I've been having less and less moments of genuine happiness and more so pure depression lately, and it's not even related to *her*, I'm just sad because I lost my best friend.
It was going to happen, because all good things must come to an end, but that wasn't the initial setting of my depression..
Hell, Nier set it off the worst, that game literally treated my feels like a punching bag and that ******** me up good, and I still haven't fully recovered from that since. There are a lot of themes the game touches on that I'm still sensitive to, like love and loss.
I tell her I don't have feelings for her, at all. On many days, I don't, and the feeling of loss is of losing a best friend. Other days, I do, and while they are dwindling very quickly, there's still enough there to enhance my feelings of loss, this time as a grieving ex.
I hate the fact that I'm nothing to her but "her ex", that it's become my sole signifier, my title. I'm not James, I'm not a human, I'm just "the ex". "Oh, that's the ex. this is the ex. I still live with my ex." etc. .. like.. so ******** what. I have more value than my worth in a past relationship, that's why I never refer to her as my ex... I call her my roommate when I talk to people who don't know her, and I call her Chloe when I talk to people who do know her. They know we used to date, but I don't label her or talk s**t about her.

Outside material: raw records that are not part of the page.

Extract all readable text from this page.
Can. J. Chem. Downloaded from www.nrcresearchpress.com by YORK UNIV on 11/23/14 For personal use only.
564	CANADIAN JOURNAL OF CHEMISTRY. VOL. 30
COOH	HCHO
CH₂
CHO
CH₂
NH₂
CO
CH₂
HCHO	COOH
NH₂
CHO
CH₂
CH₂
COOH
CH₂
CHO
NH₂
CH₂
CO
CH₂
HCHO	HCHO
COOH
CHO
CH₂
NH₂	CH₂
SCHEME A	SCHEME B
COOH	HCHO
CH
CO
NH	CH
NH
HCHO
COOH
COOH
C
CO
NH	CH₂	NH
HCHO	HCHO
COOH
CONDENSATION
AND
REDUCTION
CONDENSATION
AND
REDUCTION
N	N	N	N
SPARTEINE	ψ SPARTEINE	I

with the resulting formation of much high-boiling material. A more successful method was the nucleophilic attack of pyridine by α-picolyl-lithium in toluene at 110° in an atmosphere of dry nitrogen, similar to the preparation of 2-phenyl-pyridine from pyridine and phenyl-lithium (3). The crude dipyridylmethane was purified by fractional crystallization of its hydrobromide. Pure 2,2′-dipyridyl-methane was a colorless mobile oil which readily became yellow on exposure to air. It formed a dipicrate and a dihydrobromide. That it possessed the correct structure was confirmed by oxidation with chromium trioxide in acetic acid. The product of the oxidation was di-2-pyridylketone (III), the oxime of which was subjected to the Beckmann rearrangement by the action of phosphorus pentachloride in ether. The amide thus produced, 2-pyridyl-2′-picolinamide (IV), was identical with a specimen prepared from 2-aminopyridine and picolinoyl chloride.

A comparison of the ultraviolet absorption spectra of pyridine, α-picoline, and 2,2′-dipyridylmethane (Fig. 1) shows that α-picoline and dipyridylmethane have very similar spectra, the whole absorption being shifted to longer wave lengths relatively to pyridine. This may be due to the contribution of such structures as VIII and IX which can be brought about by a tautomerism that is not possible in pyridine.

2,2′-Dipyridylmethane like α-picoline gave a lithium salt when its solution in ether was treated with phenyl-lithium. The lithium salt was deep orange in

I'm just bummed. I'm so ******** bummed, and I don't care about anything. I don't care about my health, or mental health. I don't care about anything. Death is now a minor risk to me when it comes to considering things. I'd rather die than continue to exist, but I have no reason to actively try to kill myself (at the moment..) so if I die doing something, oh well, nothing of value was lost.
I'm just tired of existing. I'm tired of being a part of existance. I really wish I could stop. I wish I could hit a button and erase myself, I'd do it in an instant.